Una rosacea molto famosa e diffusa è la rosa di macchia (Rosa canina). Oltre alla bellezza dei suoi fiori, di questa pianta vengono consumati anche i frutti, scarlatti e setolosi, utilizzati per produrre marmellate. Oltre che coltivata, la si ritrova spontanea nelle siepi di campagna.
Il genere Rubus è noto agli uomini fin dall'antichità per la dolcezza dei suoi frutti e per le sue spine acuminate. Il comune rovo (Rubus discolor) è un cespuglio con fiori rosa o bianchi e frutti nerastri detti more, in cui gli acheni aderiscono direttamente al ricettacolo; invece nel lampone (Rubus idaeus) gli acheni sono facilmente staccabili dal ricettacolo.
Un'altra rosacea assai comune è il biancospino (Crataegus oxyacantha), particolarmente diffuso nelle siepi e nei boschi. Si tratta di un alberello spinoso, con corteccia bianca a sfumature rossastre e fiori nettariferi, i quali in primavera conferiscono alla pianta l'aspetto di una grande nuvola bianca (da cui il nome). Il frutto è una piccola drupa carnosa, rossa o nera.

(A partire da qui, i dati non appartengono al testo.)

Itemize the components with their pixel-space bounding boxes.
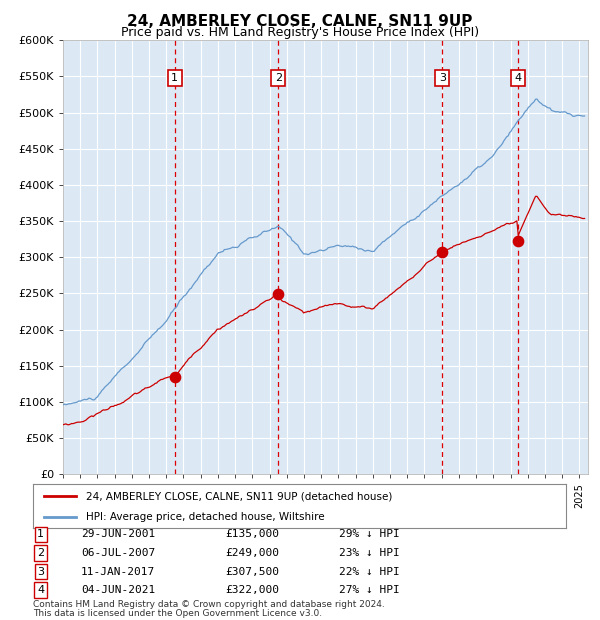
Point [513, 236, 523, 246]
Text: 2: 2 [275, 73, 282, 83]
Text: 29-JUN-2001: 29-JUN-2001 [81, 529, 155, 539]
Text: 4: 4 [514, 73, 521, 83]
Text: 3: 3 [439, 73, 446, 83]
Text: 1: 1 [171, 73, 178, 83]
Text: 06-JUL-2007: 06-JUL-2007 [81, 548, 155, 558]
Text: £322,000: £322,000 [225, 585, 279, 595]
Text: 3: 3 [37, 567, 44, 577]
Text: 27% ↓ HPI: 27% ↓ HPI [339, 585, 400, 595]
Text: £135,000: £135,000 [225, 529, 279, 539]
Text: 4: 4 [37, 585, 44, 595]
Text: 04-JUN-2021: 04-JUN-2021 [81, 585, 155, 595]
Text: 11-JAN-2017: 11-JAN-2017 [81, 567, 155, 577]
Point [170, 372, 179, 382]
Text: This data is licensed under the Open Government Licence v3.0.: This data is licensed under the Open Gov… [33, 608, 322, 618]
Text: £307,500: £307,500 [225, 567, 279, 577]
Text: 24, AMBERLEY CLOSE, CALNE, SN11 9UP (detached house): 24, AMBERLEY CLOSE, CALNE, SN11 9UP (det… [86, 491, 392, 501]
Text: HPI: Average price, detached house, Wiltshire: HPI: Average price, detached house, Wilt… [86, 512, 325, 522]
Text: 1: 1 [37, 529, 44, 539]
Text: 2: 2 [37, 548, 44, 558]
Point [274, 290, 283, 299]
Text: Contains HM Land Registry data © Crown copyright and database right 2024.: Contains HM Land Registry data © Crown c… [33, 600, 385, 609]
Text: 24, AMBERLEY CLOSE, CALNE, SN11 9UP: 24, AMBERLEY CLOSE, CALNE, SN11 9UP [127, 14, 473, 29]
Text: 29% ↓ HPI: 29% ↓ HPI [339, 529, 400, 539]
Text: 23% ↓ HPI: 23% ↓ HPI [339, 548, 400, 558]
Text: Price paid vs. HM Land Registry's House Price Index (HPI): Price paid vs. HM Land Registry's House … [121, 26, 479, 39]
Text: £249,000: £249,000 [225, 548, 279, 558]
Text: 22% ↓ HPI: 22% ↓ HPI [339, 567, 400, 577]
Point [437, 247, 447, 257]
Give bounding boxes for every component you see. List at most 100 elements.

Il cotogno (Cydonia vulgaris) è noto per il frutto, detto "mela cotogna", intensamente profumato e non commestibile crudo, ma utilizzato per canditi e cotognate. È un arbusto tortuoso con foglie ovali e fiori bianco-rosati e solitari; il frutto è giallo e peloso. Può servire come portainnesti per altri alberi da frutto, specialmente pero e melo, e come pianta ornamentale da siepe. Si adata bene ai terreni aridi e sassosi.
Del melo (Pyrus malus o Malus communis) abbiamo già parlato sopra. Sullo stesso foglio dell'Erbario Virtuale si trova anche un rametto di ciliegio selvatico o ciliegio degli uccelli (Prunus avium), diffuso nei boschi europei. Albero più alto del melo (raggiunge i 20 m), fornisce ciliege note come "duracine", "tenerine" e "visciolone". Per la bellezza dei suoi fiori primaverili è coltivato anche come albero ornamentale.

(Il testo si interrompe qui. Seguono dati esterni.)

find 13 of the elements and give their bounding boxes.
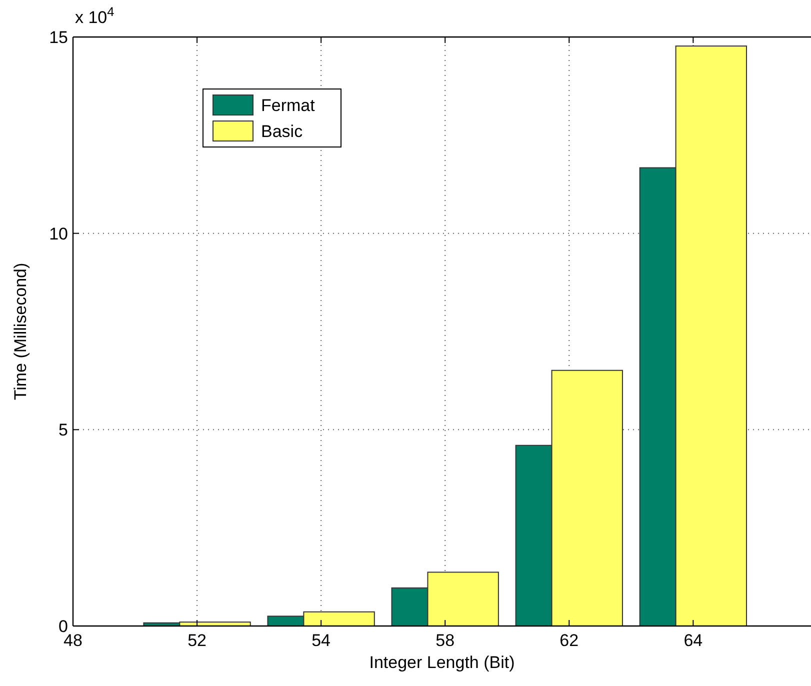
y-tick-label: 15 bbox=[49, 28, 68, 47]
legend-label: Fermat bbox=[261, 96, 316, 115]
y-tick-label: 5 bbox=[58, 420, 68, 440]
x-tick-label: 64 bbox=[684, 631, 703, 650]
x-axis-title: Integer Length (Bit) bbox=[369, 653, 515, 672]
x-tick-label: 54 bbox=[312, 631, 331, 650]
text: x 10$^{4}$ bbox=[75, 4, 114, 27]
x-tick-label: 52 bbox=[188, 631, 206, 650]
y-tick-label: 10 bbox=[49, 224, 68, 244]
x-tick-label: 58 bbox=[436, 631, 455, 650]
legend-label: Basic bbox=[261, 122, 304, 141]
x-tick-label: 62 bbox=[560, 631, 579, 650]
y-axis-title: Time (Millisecond) bbox=[11, 262, 30, 400]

Entriamo nel mondo delle Ombrellifere con la cicuta (Aeethusa cynapium), celeberrima perchè fu con quest'erba che venne eseguita la condanna a morte del filosofo Socrate, secondo quanto narra Platone nel "Fedone". La sua velenosità deriva da alcuni alcaloidi che agiscono sul midollo spinale. Si tratta di una pianta comunissima nell'area mediterranea.

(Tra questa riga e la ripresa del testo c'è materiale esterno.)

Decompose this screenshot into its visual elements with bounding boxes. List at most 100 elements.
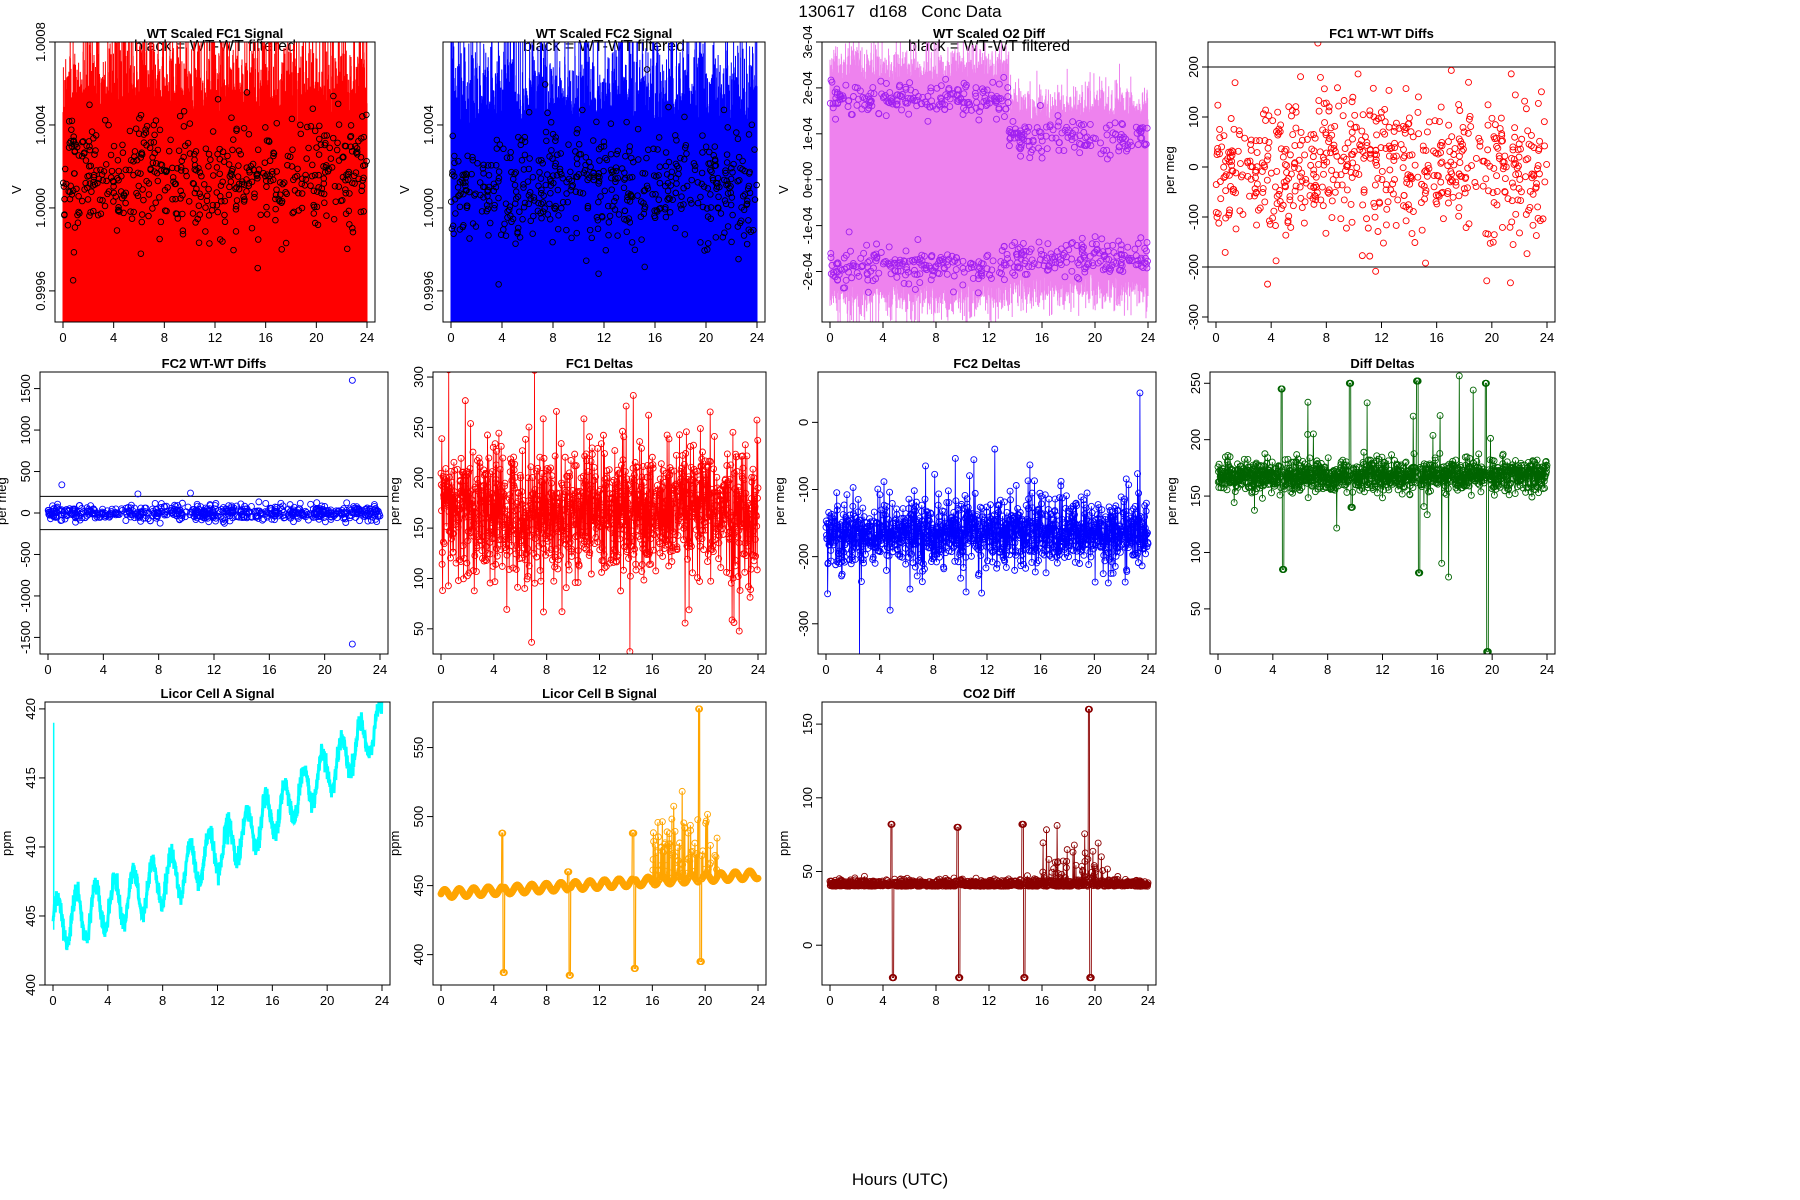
- data-point: [137, 250, 145, 257]
- chart-title: FC2 WT-WT Diffs: [161, 356, 267, 371]
- data-point: [1522, 105, 1530, 113]
- data-point: [1221, 173, 1229, 181]
- data-point: [1064, 134, 1072, 141]
- data-point: [1522, 173, 1530, 181]
- data-point: [130, 171, 137, 179]
- data-point: [283, 190, 290, 198]
- y-tick-label: -2e-04: [800, 253, 815, 291]
- data-point: [656, 179, 664, 187]
- data-point: [687, 489, 695, 497]
- data-point: [1445, 199, 1452, 207]
- data-point: [492, 183, 500, 191]
- data-point: [664, 187, 672, 195]
- data-point: [698, 180, 705, 188]
- data-point: [270, 507, 278, 515]
- data-point: [913, 572, 921, 580]
- data-point: [605, 219, 613, 226]
- data-point: [532, 509, 540, 517]
- data-point: [327, 155, 335, 162]
- data-point: [1325, 134, 1333, 142]
- data-point: [1282, 145, 1290, 153]
- data-point: [888, 500, 896, 507]
- data-point: [1256, 204, 1264, 212]
- data-point: [280, 179, 288, 186]
- data-point: [517, 530, 525, 538]
- data-point: [628, 154, 635, 162]
- data-point: [1444, 138, 1452, 146]
- data-point: [605, 231, 612, 239]
- data-point: [924, 92, 932, 100]
- data-point: [660, 504, 668, 512]
- data-point: [371, 502, 378, 510]
- data-point: [310, 201, 317, 209]
- data-point: [951, 454, 959, 462]
- data-point: [1331, 122, 1339, 130]
- data-point: [1358, 127, 1366, 135]
- data-point: [1535, 147, 1543, 154]
- data-point: [174, 165, 181, 172]
- data-point: [679, 484, 687, 492]
- data-point: [945, 85, 953, 92]
- data-point: [1101, 265, 1109, 273]
- data-point: [1509, 241, 1517, 249]
- data-point: [1532, 232, 1540, 240]
- data-point: [853, 269, 861, 277]
- data-point: [847, 560, 855, 568]
- data-point: [471, 552, 479, 560]
- data-point: [1091, 233, 1099, 241]
- data-point: [224, 152, 231, 160]
- data-point: [723, 450, 731, 458]
- data-point: [1061, 273, 1069, 281]
- data-point: [723, 568, 731, 576]
- data-point: [1139, 264, 1147, 272]
- data-point: [78, 152, 86, 160]
- data-point: [525, 423, 533, 431]
- data-point: [456, 556, 464, 564]
- data-point: [568, 553, 576, 560]
- data-point: [150, 139, 158, 146]
- data-point: [1222, 157, 1230, 165]
- data-point: [485, 515, 493, 523]
- data-point: [1445, 121, 1453, 129]
- data-point: [1282, 231, 1290, 239]
- data-point: [1074, 259, 1082, 267]
- data-point: [851, 83, 859, 91]
- data-point: [1247, 146, 1255, 154]
- data-point: [494, 480, 501, 488]
- data-point: [750, 557, 758, 565]
- data-point: [1383, 205, 1391, 213]
- data-point: [595, 170, 603, 177]
- data-point: [629, 173, 636, 181]
- data-point: [92, 132, 100, 139]
- data-point: [1239, 210, 1247, 218]
- data-point: [610, 545, 618, 553]
- data-point: [1323, 158, 1331, 166]
- data-point: [539, 415, 547, 423]
- data-point: [997, 258, 1005, 265]
- data-point: [1143, 124, 1151, 132]
- data-point: [870, 508, 878, 516]
- data-point: [710, 152, 717, 159]
- data-point: [1308, 145, 1316, 153]
- data-point: [326, 144, 333, 152]
- data-point: [495, 174, 503, 182]
- data-point: [105, 121, 112, 129]
- data-point: [335, 121, 343, 128]
- data-point: [165, 147, 173, 155]
- data-point: [867, 525, 875, 533]
- data-point: [521, 199, 529, 207]
- data-point: [1534, 214, 1542, 222]
- data-point: [959, 257, 967, 265]
- data-point: [462, 182, 469, 190]
- data-point: [595, 270, 602, 277]
- data-point: [58, 481, 66, 489]
- data-point: [1344, 161, 1352, 169]
- data-point: [694, 179, 702, 186]
- data-point: [1288, 106, 1296, 114]
- y-tick-label: 0.9996: [33, 271, 48, 311]
- data-point: [254, 236, 262, 243]
- data-point: [334, 139, 341, 147]
- data-point: [575, 562, 583, 570]
- data-point: [745, 217, 752, 224]
- data-point: [584, 507, 592, 515]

Gli antichi scrittori greci narrano che gli abitanti della Sardegna sacrificavano a Crono i genitori che avevano superato i 70 anni, e che questi morivano ridendo: da questo rito sarebbe nata l’espressione "riso sardonico", che compare per la prima volta nell' Odissea. La cosiddetta herba sardonia usata per questo macabro scopo sarebbe il finocchio giallo o prezzemolo del diavolo (Oenanthe crocata), le cui sostanze tossiche producono paralisi facciale, da cui il "riso sardonico"!
Daucus carota è la comunissima carota, la più diffusa e coltivata delle Ombrellifere, che cresce anche spontanea in luoghi sabbiosi e incolti. Le sue radici carnose rivestono un ruolo fondamentale nell'alimentazione umana per il loro alto contenuto di zuccheri e di carotene (protovitamina A). Molto bella anche l'infiorescenza bianca a forma, appunto, di ombrello.
Dell'ordine delle Umbelliferali fa parte il finocchio (Foeniculum officinale), originario del Mediterraneo orientale, con le sue molte varietà oggi in commercio per via delle sue foglie basali, carnose e commestibili, ma anche per il suo seme aromatico, che sostituisce spesso quello dell'anice nella preparazione di dolci e tisane.
Nel nostro Erbario Virtuale non manca neppure una pagina dedicata all'edera (Hedera helix), di cui pure abbiamo parlato in quel che precede. Qui aggiungiamo solo che la cissoide, curva del terzo ordine della quale riparleremo nell'Armadio Virtuale dedicato alla Matematica, trae il suo nome proprio dal greco kissós, "edera", per la sua caratteristica forma.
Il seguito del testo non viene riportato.